Napoleon and Abortion

Every once in a while I get a call asking about my views on abortion. With so much being debated it's hard to take a side. However, I would like to relate the following story that happened to me.

In my last year of post-graduate rabbinical studies, I became a close personal student of the old venerable rabbi, Rabbi Zalman Shimon of Lubavitch. He was a Russian rabbi who lived through the Stalin persecutions of Jews and spent his last years teaching many student rabbis in Brooklyn, New York. I considered myself a fortunate student to have had him as my mentor.

It was twenty-three years ago that I sat in the rabbi's study when I was suddenly asked: "What will you do when a woman comes to you with the following request?  "I want an abortion! I am not ready to start my family! I am too young to be tied down to a child!" What would you tell her?"

I sat in my chair, completely dumbfounded. I was a young ordained rabbi, newly married, busily preparing for a test in Jewish law. I wanted to become a Dayan - Jewish judge, and now I was being tested about my understanding of life and law. This wasn't a question I had expected to be asked.

I squirmed in my chair and did not know what to answer my teacher. The seconds felt like minutes and minutes felt like hours. What would I tell a woman if faced with such a predicament? I thought, perhaps it depends on how she became pregnant, why she became pregnant, and how far into the pregnancy she was. I had a very vague idea of when a life begins and  a lesser idea of how one can terminate a pregnancy. 

My rabbi smiled and said, "Enough of your thinking. Let me tell you a story. When the great French leader Napoleon was sentenced and banished to Devil's Island, he did not protest. On the way to the island, an officer asked him, "Are you the great Napoleon, who fought great battles and was even able to take the Russian capital and conquer many countries? How is it that you have lost your pride? You should commit suicide and die with your honor, rather than be reduced to a prisoner!"

"Napoleon answered the officer the following: "I have never done anything that I could not regret and change. If I commit suicide, I would not be able to regret or change my act."  With that, my rabbi ended the lesson and left me to my thoughts.

Thirteen years ago, I received a call from a distraught woman I had never met. "Rabbi, I have a problem. I have a small income, my husband finally got a job and now I am pregnant. What am I to do? Can I have an abortion?

"What bothered me most," she said, "was remembering what  I was taught by my religious Sunday school teacher; that having an abortion is murder, that G‑d would be very angry at me. And I really don't want G‑d to be angry at me." I called my own rabbi and told him my problem. The rabbi told me that he doesn't believe G‑d would be angry at me. After all, He gave me my body to do with as I wish. "What kind of G‑d do you think you would have if he would get angry at you for having an abortion!? I don't believe in angry G‑ds," said the rabbi.

The woman felt that what she heard from the liberal rabbi made sense, but in her heart she felt it was wrong. So in desperation she called me. I realized that she was a sensible and a healthy woman, but going through hard times.
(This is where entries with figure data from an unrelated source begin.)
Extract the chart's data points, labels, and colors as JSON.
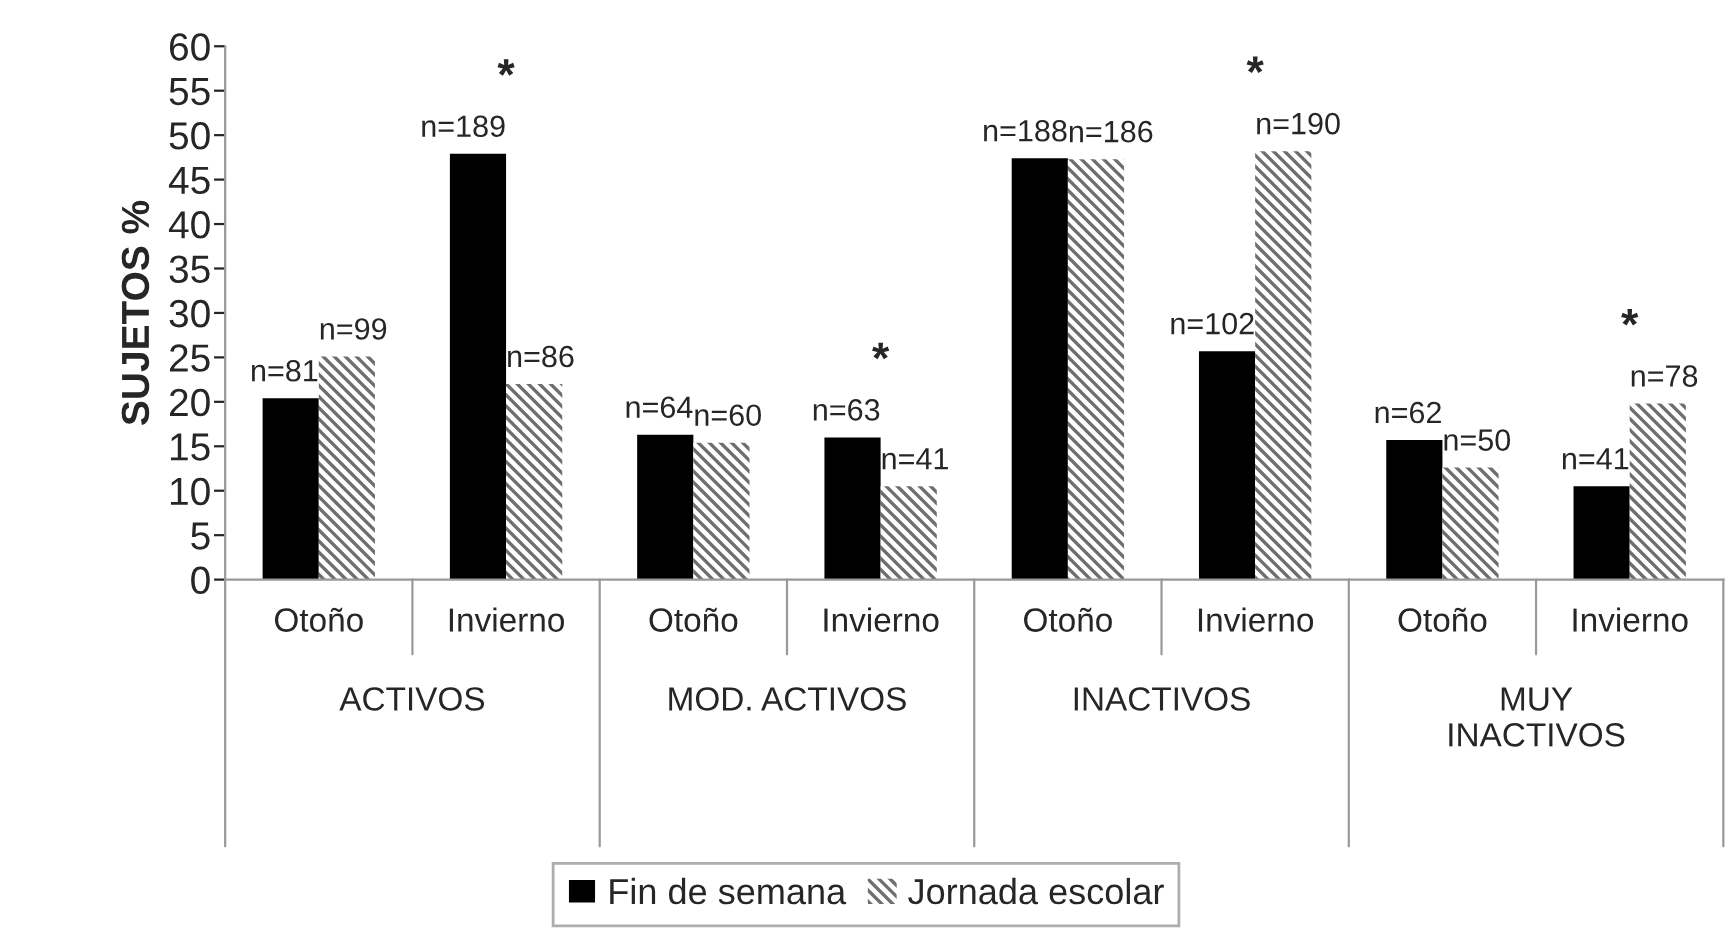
{
  "chart_data": {
    "type": "bar",
    "ylabel": "SUJETOS %",
    "categories": [
      "Otoño",
      "Invierno",
      "Otoño",
      "Invierno",
      "Otoño",
      "Invierno",
      "Otoño",
      "Invierno"
    ],
    "series": [
      {
        "name": "Fin de semana",
        "color": "#000000",
        "values": [
          20.4,
          47.9,
          16.3,
          16.0,
          47.4,
          25.7,
          15.7,
          10.5
        ]
      },
      {
        "name": "Jornada escolar",
        "color": "#6e6e6e",
        "values": [
          25.1,
          22.0,
          15.4,
          10.5,
          47.3,
          48.2,
          12.6,
          19.8
        ]
      }
    ],
    "annotations": [
      "n=81",
      "n=189",
      "n=64",
      "n=63",
      "n=188",
      "n=102",
      "n=62",
      "n=41",
      "n=99",
      "n=86",
      "n=60",
      "n=41",
      "n=186",
      "n=190",
      "n=50",
      "n=78",
      "ACTIVOS",
      "MOD. ACTIVOS",
      "INACTIVOS",
      "MUY\nINACTIVOS",
      "*",
      "*",
      "*",
      "*"
    ],
    "ylim": [
      0,
      60
    ],
    "yticks": [
      0,
      5,
      10,
      15,
      20,
      25,
      30,
      35,
      40,
      45,
      50,
      55,
      60
    ],
    "grid": false,
    "legend": "bottom"
  }
}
Now I remembered the words of my teacher.  "What would you tell a woman who wanted an abortion?" I knew that this woman wanted and  needed a caring person who offered more then than just the cold law, more then an easy way out based on a  philosophy of a "G‑d who won't be angry." She wanted to be told something that would make her mind and her heart feel at peace.

So, I told her about Napoleon: what a great man he was and how he once made a great decision. I likened her to a great woman battling with her feelings and emotions. The choice of life and death were in her hands. She, too, could make that decision. The woman listened and thanked me. I always wondered if she did have that abortion or not.

Recently I was in my office at school. A woman came by and asked my secretary if she could come in for a short visit. She explained that she wanted to see the rabbi and speak to him for a moment. I admitted the woman to my office and the following took place:

"I am here to ask you to bless my son who has just turned thirteen years old. He had his bar-mitzvah this month. I feel that you should see him," said the woman. I wondered why was this so important to her that I bless the boy-especially since I really did not know who the boy was. Reluctantly, I made the time to see the boy and took the opportunity to bless him. I said a prayer with him and had him put on Tefillin, a religious ritual item worn by a thirteen-year-old Jewish boy.  I had  a strange feeling about him but felt good that he had stopped by.

The boy thanked me and left with his mother — who left behind a short note: "Thank you, Rabbi, Napoleon was truly a wise man."